El gasto en la educación superior representa el 3,9% del gasto total del Estado (año 2018). De éste un 38% se va a gratuidad, 34% a estudiantes por medio de becas y créditos y 27,3% a las instituciones. Del año 2011 a 2018 el gasto aumentó en $1.317.769 miles de millones, lo que representa un 142,5% de incremento, que en gran medida encuentra su causa precisamente en la política de gratuidad.
Por otro lado, el aporte a las instituciones también ha aumentado considerablemente. De hecho, el aporte fiscal directo ha aumentado en un 6% desde el año 2011. Además, se han generado nuevos fondos, como el Aporte Institucional a las Universidades Estatales (AIUE) que establece la ley N° 21.094, el que para el año 2020 es de $37.449.896.
Si miramos el gasto per cápita de estudiantes, es bastante dispar según el tipo de institución y ha aumentado de manera irregular entre las mismas.
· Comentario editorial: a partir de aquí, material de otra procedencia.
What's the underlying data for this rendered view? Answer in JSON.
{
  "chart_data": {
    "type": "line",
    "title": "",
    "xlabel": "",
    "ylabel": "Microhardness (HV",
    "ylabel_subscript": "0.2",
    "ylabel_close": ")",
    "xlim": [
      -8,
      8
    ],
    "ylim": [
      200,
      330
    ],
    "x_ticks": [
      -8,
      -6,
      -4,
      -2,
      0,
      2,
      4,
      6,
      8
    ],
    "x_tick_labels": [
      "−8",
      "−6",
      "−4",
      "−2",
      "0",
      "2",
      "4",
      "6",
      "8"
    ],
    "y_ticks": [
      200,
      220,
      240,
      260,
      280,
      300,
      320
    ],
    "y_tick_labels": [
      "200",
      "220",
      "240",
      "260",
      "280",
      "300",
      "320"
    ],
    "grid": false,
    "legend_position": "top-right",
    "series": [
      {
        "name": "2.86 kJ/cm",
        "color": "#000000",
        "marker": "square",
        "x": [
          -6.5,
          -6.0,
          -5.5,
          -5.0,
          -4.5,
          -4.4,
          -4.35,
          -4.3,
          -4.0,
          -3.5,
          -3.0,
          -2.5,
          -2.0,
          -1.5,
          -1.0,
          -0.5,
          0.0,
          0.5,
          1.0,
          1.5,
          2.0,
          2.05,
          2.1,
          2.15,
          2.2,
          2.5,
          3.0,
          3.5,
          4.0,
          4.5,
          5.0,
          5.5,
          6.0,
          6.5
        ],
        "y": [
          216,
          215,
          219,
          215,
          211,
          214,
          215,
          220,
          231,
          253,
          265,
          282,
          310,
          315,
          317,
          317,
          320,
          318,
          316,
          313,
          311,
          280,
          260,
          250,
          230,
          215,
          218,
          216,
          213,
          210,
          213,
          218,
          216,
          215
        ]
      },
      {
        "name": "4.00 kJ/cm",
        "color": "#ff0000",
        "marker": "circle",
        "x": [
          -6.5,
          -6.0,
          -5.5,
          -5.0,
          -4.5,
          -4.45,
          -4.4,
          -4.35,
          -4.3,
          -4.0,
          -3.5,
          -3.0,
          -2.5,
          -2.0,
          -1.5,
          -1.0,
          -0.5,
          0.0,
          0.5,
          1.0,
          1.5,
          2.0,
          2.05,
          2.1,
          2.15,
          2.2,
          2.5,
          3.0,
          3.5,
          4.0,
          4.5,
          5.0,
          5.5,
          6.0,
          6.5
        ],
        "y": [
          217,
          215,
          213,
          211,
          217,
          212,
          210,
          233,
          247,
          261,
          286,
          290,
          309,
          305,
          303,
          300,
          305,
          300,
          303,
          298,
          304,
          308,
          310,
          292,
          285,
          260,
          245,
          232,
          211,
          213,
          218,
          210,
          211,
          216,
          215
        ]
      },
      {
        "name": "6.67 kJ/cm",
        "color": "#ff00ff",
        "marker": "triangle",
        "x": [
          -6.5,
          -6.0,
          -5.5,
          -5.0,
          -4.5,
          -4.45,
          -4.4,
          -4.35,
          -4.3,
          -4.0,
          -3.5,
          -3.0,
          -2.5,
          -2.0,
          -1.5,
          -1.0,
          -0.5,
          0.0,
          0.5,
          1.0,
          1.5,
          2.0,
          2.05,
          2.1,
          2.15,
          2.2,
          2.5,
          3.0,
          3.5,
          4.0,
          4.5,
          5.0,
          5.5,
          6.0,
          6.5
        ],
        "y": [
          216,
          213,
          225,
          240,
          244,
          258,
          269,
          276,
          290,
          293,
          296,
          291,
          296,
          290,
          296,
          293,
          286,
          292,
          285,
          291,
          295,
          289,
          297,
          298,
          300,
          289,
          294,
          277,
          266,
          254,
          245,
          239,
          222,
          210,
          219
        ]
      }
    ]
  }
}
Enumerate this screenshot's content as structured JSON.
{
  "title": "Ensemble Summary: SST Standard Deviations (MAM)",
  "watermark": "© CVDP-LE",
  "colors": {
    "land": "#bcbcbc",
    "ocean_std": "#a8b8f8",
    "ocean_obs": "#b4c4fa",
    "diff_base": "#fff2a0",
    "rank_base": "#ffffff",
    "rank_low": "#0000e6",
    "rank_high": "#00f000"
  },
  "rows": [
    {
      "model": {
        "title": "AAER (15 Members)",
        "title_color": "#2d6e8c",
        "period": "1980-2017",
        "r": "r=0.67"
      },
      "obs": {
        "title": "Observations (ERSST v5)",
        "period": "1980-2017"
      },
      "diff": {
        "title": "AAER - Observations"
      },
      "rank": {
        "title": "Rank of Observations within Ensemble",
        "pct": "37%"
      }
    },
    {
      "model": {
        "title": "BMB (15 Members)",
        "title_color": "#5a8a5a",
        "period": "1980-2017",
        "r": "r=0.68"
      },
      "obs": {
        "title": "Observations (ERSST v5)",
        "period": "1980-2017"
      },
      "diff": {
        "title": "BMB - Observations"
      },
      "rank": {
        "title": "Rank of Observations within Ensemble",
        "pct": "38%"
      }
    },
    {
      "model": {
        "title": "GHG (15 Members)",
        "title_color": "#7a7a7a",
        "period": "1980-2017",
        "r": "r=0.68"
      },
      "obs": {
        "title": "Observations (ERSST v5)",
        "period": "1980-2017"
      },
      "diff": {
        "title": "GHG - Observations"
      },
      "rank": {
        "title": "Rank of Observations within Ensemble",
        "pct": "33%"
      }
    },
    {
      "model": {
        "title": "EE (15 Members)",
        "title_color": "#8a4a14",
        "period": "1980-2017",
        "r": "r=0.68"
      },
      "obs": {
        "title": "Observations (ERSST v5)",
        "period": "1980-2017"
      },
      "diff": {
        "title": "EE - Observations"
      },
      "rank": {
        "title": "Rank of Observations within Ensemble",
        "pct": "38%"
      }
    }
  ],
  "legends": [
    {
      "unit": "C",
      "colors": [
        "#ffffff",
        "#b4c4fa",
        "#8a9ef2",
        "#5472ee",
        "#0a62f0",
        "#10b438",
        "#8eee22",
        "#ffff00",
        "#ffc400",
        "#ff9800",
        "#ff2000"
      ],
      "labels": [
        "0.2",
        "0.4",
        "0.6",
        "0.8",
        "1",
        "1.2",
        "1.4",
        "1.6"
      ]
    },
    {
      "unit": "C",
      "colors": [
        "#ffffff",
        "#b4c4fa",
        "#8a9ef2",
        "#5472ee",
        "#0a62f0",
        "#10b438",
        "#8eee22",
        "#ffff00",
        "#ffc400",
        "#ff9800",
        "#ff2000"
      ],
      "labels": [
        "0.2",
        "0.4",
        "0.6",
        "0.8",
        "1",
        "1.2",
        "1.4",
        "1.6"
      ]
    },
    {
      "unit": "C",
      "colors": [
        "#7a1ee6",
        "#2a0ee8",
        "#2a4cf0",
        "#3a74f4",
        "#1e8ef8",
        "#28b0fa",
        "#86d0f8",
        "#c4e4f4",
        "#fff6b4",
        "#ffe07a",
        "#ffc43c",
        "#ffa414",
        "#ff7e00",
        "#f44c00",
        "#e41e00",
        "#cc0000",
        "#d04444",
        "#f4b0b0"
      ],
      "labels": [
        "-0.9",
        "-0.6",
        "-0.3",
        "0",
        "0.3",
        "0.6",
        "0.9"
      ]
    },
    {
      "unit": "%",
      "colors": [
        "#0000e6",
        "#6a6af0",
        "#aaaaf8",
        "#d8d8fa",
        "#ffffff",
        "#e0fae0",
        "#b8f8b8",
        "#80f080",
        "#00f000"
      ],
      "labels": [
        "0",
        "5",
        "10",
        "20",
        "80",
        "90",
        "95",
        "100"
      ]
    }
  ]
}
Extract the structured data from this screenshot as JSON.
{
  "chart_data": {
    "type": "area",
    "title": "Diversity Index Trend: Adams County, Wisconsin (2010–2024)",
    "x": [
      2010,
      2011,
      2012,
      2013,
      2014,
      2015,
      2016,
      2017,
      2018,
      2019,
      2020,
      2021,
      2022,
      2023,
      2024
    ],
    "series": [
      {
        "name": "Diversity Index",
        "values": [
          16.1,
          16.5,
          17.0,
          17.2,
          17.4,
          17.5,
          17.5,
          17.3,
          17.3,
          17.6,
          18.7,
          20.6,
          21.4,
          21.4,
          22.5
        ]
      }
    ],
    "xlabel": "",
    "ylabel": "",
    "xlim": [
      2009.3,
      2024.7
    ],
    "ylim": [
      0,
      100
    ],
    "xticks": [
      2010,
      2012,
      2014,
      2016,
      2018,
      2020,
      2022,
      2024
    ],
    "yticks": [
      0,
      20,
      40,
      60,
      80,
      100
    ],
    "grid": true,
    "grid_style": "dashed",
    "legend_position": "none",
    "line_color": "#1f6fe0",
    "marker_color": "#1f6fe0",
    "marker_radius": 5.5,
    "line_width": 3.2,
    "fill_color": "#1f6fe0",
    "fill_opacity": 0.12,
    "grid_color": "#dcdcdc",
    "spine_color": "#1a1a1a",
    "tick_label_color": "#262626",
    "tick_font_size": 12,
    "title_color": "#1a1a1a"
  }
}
Por ejemplo, el gasto per cápita de la Universidad de Chile entre los años 2012 y 2018 ha aumentado en más del doble que el promedio de todas las universidades.
Sin duda es necesario un análisis detallado de estos datos y de los tipos de financiamiento que se entregan y la forma en que se ejecutan, pero es posible hacer algunas reflexiones de manera preliminar. Primero, el costo de la educación superior es creciente, especialmente dado el período de crecimiento y expansión que ha tenido en nuestro país. Por lo mismo, no es de extrañar un aumento en el gasto del Estado. Sin embargo, lo relevante es la forma y distribución que ha tenido ese incremento de manera de poder ser más eficientes en la entrega de los recursos y las fuentes de financiamiento.
El objetivo debiera ser incentivar y potenciar el desarrollo de la educación superior. Buscando desde el punto de vista del estudiante avanzar en una mayor equidad en el acceso, pero de la mano con la retención y éxito académico. Para las instituciones, por su parte, en incentivar y promover aquellos proyectos de investigación, innovación y creación que permiten un mayor aporte al país.
Lamentablemente, son pocos los estudios que se han realizado para analizar en qué manera los distintos tipos de financiamiento impactan a la educación superior, en la calidad, la trayectoria de los estudiantes, etc., en la medida que van generando incentivos tanto para las instituciones como los estudiantes para ir mejorando y solucionando los desafíos que hoy tiene nuestro sistema. Las discusiones más bien han estado sesgadas por miradas políticas e ideológicas, que tienden a zanjar el debate.
Con todo, los datos que se tienen hasta el momento permiten justificar al menos la necesidad de un debate. En primer lugar, la educación superior permite una movilidad social importante; quienes acceden a ella logran ingresos hasta 163% más altos que quienes sólo llegan hasta cuarto medio (Education at a Glance 2019), lo que da cuenta de los beneficios personales que trae la educación terciara.
Si miramos el impacto en retención, la gratuidad no lo hace mejor, de hecho, la retención en quienes aceden a créditos y becas es del 82% mientras que en gratuidad es de 77% (Acción Educar, 2019).
Por otro lado, la gratuidad no ha significado un aumento de la cobertura de los deciles más vulnerables, uno de los objetivos por el cual se plantea. Al comparar la Encuesta Casen 2015 (previo al inicio de la política) con la Casen 2017, se ve que la cobertura neta se ha mantenido estable para todos los deciles.
En definitiva, pensar que la ley 21.091 resolvió el problema de financiamiento parece ser un poco ingenuo. Es más, los desafíos son en realidad mayores. Hoy por hoy, la pandemia y la crisis económica que le sobreviene nos fuerzan a pensar de manera seria y responsable nuestro sistema de financiamiento de la educación superior, de manera de poder poner los recursos efectivamente donde más se necesitan.
Magdalena Vergara, directora ejecutiva de Acción Educar.